Quando Giorgio incontrò Livia pensò che lei era come Parigi, e che quello scambio di attimi intorno allo stesso lasso temporale non poteva essere casuale e doveva essere colto, volè, come direbbero da quelle parti.

Non indugiò ad accostarsi a lei con una scusa, a subire il suo sguardo perentorio e incerto, mai inizialmente disteso. Come un pugile che scruta l’avversario tenendo i guantoni ad altezza del volto, così si atteggiò Livia, ma Giorgio non sembrò curarsene e proseguì in quel furto del cuore.

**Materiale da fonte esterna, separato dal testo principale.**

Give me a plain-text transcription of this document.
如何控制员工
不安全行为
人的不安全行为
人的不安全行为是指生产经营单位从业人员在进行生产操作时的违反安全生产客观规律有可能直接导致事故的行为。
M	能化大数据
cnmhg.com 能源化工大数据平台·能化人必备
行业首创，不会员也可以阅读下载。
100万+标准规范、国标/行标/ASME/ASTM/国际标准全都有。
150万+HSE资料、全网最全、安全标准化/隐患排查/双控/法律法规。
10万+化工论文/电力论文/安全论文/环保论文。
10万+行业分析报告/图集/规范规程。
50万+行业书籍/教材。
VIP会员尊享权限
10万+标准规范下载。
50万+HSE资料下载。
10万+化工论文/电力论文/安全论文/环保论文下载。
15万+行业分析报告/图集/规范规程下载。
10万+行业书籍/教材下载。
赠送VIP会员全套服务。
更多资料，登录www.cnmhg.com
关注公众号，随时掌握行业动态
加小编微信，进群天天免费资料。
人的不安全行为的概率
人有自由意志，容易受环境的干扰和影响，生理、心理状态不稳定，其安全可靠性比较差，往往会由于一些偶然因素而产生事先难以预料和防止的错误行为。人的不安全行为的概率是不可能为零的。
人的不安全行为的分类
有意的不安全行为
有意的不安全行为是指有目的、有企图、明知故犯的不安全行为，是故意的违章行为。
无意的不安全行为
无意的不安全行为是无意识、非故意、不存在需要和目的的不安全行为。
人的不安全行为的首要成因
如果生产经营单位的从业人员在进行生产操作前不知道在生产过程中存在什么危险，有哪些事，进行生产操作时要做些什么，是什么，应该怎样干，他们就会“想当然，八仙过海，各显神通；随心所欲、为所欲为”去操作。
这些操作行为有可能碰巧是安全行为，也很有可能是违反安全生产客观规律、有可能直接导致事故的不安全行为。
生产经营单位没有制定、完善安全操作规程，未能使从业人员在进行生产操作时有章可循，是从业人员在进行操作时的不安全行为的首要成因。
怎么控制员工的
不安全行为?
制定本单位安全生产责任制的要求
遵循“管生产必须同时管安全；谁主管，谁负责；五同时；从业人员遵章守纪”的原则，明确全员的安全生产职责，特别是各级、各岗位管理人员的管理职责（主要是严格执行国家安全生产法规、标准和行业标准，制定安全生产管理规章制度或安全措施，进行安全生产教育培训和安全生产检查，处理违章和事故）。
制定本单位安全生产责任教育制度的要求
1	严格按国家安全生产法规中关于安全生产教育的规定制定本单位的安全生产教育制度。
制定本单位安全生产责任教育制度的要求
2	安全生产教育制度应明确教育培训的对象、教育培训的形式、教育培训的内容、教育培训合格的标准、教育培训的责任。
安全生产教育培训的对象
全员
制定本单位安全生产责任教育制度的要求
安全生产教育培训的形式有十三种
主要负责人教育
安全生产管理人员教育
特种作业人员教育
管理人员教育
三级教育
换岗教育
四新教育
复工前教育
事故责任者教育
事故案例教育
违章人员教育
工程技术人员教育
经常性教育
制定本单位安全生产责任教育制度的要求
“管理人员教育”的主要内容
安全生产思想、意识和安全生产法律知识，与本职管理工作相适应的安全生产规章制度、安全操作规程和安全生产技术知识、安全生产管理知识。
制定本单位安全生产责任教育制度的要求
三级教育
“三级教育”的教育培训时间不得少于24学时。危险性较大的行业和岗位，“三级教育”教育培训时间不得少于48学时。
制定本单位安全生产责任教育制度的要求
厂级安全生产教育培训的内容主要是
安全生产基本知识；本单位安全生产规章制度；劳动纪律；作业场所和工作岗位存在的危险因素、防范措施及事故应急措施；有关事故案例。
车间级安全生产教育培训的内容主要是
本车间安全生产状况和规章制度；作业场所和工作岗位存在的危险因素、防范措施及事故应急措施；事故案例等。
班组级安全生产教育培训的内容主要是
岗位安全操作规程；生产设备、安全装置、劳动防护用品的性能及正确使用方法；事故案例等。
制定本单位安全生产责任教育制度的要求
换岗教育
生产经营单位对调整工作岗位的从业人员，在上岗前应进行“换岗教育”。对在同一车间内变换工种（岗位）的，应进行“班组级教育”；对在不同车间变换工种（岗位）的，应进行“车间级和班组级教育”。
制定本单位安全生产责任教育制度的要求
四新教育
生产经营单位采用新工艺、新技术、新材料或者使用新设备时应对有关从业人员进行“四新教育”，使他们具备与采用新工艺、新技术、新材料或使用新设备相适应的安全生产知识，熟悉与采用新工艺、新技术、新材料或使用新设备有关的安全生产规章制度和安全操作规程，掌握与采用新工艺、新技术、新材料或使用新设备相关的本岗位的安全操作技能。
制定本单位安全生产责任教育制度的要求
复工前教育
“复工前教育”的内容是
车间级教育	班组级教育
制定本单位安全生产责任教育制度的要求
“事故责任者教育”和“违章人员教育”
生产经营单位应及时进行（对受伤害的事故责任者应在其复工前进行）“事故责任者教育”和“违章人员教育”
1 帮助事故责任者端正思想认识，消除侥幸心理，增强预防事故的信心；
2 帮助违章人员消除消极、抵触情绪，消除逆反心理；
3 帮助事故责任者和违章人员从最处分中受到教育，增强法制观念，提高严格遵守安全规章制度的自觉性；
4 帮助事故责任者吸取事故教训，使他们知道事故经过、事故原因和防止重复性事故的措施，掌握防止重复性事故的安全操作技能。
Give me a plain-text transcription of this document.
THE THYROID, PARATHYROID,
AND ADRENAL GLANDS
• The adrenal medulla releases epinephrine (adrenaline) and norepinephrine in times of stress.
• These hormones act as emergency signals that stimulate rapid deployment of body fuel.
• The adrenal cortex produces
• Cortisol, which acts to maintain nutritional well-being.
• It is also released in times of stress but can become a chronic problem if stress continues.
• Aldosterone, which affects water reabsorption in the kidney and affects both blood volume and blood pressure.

Andò da sé il resto, con una velocità di giorni che coinvolse entrambi, che andò a superare remore reciproche e caratteri in eterna diversità di vesti e movenze. Caratteri per cui, solo un convivio di passione e voglia di scambiarsi la pelle potevano fungere da collante perfetto.

Livia aveva seguito quell’amore che non richiedeva pretese, se non di essere alimentato con moti di sincero abbandono, di dolce stretta, e odore di cornetti caldi, di vita normale.

Ricerca di qualcosa che non determinasse pensieri accidiosi, veleni sanguigni, silenzi pesanti e ascolti letali. Ricerca di qualcosa che fosse lontano da occhi neri infetti di amore straziato e acre sapore di naftalina cardiaca, gli occhi di Vanni.

Giorgio aveva scoperchiato il mondo di Livia condendolo di leggerezza e speranza, versando su di lei gocce di calma tangibile, di energia buona. Non importava che lei dimorasse nella fredda e algida Amsterdam, che i loro incontri fossero scanditi da aeroporti confidenziali e weekend schizofrenici e fugaci.

Importava quel tempo morso e assaporato fino in fondo, importavano le corse sotto la pioggia beffarda e repentina, le risate scroscianti, il sesso perfetto, addormentarsi senza porsi troppe domande.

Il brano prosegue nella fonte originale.